There wasn’t any ceremony about their departure. There wasn’t even anyone to see them off, except for ChinTekki-tho, floating nervously around in the micro-gravity of the ship with its main engines off for the first time in decades. “There are clouds in your landing region,” he announced to the cohort as they prepared to board. “That is good. It means that you will be able to land without being seen.”
“What are ‘clouds,’ ChinTekki-tho?” Obie asked nervously, and was rewarded with a pinch from Polly.
“Clouds are good,” she told him. “Don’t be a wimp like Sandy!”
ChinTekki-tho was looking at Sandy, who was standing by himself, holding his parka and boots, his face damp with tears. “And what is the matter with Lysander?” he asked.

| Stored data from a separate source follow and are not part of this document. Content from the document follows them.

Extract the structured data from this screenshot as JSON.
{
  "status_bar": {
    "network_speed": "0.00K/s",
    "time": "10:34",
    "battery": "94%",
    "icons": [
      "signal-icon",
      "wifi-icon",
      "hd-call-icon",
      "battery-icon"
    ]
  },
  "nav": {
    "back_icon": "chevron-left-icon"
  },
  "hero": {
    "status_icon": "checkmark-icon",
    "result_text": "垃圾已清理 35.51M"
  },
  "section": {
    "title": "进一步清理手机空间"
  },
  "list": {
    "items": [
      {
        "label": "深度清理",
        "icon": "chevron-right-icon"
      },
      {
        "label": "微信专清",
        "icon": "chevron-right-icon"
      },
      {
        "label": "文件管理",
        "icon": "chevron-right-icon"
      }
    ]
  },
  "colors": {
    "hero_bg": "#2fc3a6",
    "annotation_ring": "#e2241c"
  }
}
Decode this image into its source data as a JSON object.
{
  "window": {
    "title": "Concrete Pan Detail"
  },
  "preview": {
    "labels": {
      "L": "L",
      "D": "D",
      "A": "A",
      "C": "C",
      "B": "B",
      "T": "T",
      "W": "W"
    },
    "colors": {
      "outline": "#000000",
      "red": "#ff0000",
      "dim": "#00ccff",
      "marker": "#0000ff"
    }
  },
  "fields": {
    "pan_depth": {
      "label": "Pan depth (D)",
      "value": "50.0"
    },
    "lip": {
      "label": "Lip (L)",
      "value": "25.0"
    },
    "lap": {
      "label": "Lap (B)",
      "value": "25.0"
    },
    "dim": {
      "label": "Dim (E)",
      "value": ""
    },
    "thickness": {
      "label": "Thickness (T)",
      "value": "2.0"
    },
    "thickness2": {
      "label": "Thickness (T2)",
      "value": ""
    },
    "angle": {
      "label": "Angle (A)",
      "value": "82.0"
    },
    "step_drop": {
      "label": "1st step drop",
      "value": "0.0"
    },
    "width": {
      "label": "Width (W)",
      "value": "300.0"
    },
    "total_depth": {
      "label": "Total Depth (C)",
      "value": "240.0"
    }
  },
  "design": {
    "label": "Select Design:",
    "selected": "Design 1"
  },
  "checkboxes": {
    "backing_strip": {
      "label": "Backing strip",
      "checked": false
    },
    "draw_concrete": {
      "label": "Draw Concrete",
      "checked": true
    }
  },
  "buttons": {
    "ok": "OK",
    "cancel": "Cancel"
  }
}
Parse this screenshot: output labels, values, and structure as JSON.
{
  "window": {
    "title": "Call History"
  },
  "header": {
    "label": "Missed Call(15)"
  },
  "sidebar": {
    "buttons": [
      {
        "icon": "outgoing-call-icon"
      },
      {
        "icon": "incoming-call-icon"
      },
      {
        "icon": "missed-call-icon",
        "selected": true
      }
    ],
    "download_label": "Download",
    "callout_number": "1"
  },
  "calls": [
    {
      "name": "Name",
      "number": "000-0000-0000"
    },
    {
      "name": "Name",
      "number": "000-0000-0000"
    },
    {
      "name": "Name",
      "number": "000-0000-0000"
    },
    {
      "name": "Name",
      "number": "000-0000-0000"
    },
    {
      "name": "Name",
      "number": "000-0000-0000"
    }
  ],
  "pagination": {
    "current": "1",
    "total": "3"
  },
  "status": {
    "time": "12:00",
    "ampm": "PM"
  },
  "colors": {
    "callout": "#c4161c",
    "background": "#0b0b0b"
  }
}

“It’s MyThara. She’s dead,” Polly said.
“Of course she’s dead; she failed her examination. But what is there in that for him to think funny?”
“He doesn’t think it’s funny, ChinTekki-tho,” Obie explained. “He’s a human being, you know. He’s crying. That’s what they do when they’re sad.”
“But what is there in a worn-out Hakh’hli being terminated to make him sad? Oh, Lysander,” ChinTekki-tho said sorrowfully. “At this late time I am beginning to wonder if we have trained you properly, after all. But it’s too late to worry about that. Get in, all of you. You launch in one-twelfth of a twelfth-day.”